3 minute read
Editor’s Note
DISCOVER OJAI MONTHLY
COLLEGE OF ELDERS
Bret Bradigan
Here’s a thought: With more than 40 million people currently out of work, let’s send them to college. It would solve three or four problems at once.
With the pandemic curtailing the experience for so many, there will be a major shakeout in mid-level colleges and universities that haven’t amassed the huge Harvard-sized endowments that allow them to weather this Coronavirus storm. There’s another demographic storm on the horizon as well: the pool of graduating seniors is shrinking as huge millenial bulge flattens out. Now, while nearly 30 percent of college undergraduates are adults, defined by the Department of Education as 25 years or older. But at the elite level, campuses are populated by fresh-faced freshmen right out of high school. Stanford’s percentage of adult students is only 1.2, and at Yale it’s only .07 and at the University of Chicago, it’s only .2 percent.
Many colleges, especially at the elite level, make much of how they create diverse learning environments, but, according to a New York Times editorial in 2017, “they’re missing out on a tremendous opportunity to bring different perspectives into the classroom.” Why shouldn’t the student body “include students who worked as a nurse in the I.C.U., or supervised a factory floor, or trained combat troops as a noncommissioned officer. And shouldn’t the 18-year-old future leaders of America interact with and learn from people with these experiences?”
This idea hits home for me. In our very rural western New York village, college was rarely discussed. Those who did go to college, such as myself in the post-GI Bill era, only went after we’d served in the military, earning a rather meager matching stipend to our contributions.

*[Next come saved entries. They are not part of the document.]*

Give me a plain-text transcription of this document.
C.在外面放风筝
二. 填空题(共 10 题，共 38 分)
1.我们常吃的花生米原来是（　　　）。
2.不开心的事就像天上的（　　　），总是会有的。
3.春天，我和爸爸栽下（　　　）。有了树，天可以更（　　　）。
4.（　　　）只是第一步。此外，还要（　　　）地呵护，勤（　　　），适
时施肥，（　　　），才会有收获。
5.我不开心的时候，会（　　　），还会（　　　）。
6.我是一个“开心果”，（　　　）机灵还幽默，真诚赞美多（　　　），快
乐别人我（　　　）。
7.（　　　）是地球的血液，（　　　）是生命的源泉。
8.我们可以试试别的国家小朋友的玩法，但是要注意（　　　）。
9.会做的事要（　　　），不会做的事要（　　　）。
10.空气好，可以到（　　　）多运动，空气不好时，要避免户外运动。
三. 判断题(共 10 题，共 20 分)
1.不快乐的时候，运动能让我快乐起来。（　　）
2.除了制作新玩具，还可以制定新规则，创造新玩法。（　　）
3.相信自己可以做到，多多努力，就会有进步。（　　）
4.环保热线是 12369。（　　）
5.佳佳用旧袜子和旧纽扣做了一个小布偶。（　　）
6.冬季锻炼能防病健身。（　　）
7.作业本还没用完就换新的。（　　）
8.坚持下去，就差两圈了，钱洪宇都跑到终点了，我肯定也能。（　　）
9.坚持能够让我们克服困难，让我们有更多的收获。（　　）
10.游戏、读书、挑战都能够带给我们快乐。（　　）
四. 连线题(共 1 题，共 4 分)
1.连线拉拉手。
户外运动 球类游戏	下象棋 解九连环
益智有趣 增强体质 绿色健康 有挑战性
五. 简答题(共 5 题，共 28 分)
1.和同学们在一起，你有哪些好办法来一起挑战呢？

It was a far cry from the GI Bill, also known as the Servicemen’s Readjustment Act of 1944, which was designed — with the example of the Bonus Army of World War I veterans in mind — to warehouse the 8 million soldiers who would soon be demobilized into a wartime economy. It would take time to reabsorb them. But it did a lot more than just warehouse these veterans. More than 2.3 million earned degrees and became the generation that put a man on the moon, creating scientific breakthroughs and economic innovations that led the world. The GI Bill is considered by many to be the greatest act of social engineering in history.
By giving so many people a boost, we expanded greatly the opportunities for so many people who were once trapped in a cycle of poverty — the vast underclass in America that Eric Hoffer called “lumpy with talent” — to live up to their enormous potential.
There’s a huge demand in Ojai. Thousands of jobs that existed in the service and hospitality industry — catering to the hundreds of thousands of visitors who vanished into the quarantine era — will be slow to come back as the economy reopens. (Hopefully not too slow). It’s a different way to look at this crisis, as an opportunity to reward the millions left in the lurch, who sacrified their jobs so that others would not die from the pernicious virus.
The GI Bill took millions of farmhands, of factory workers and mechanics and created scientists, engineers and entrepreneurs. Past performance is no guarantee of future results, but it does tell us that America used to do big things. Using this pandemic as an opportunity to give unemployed workers a chance to better themselves would be a big thing.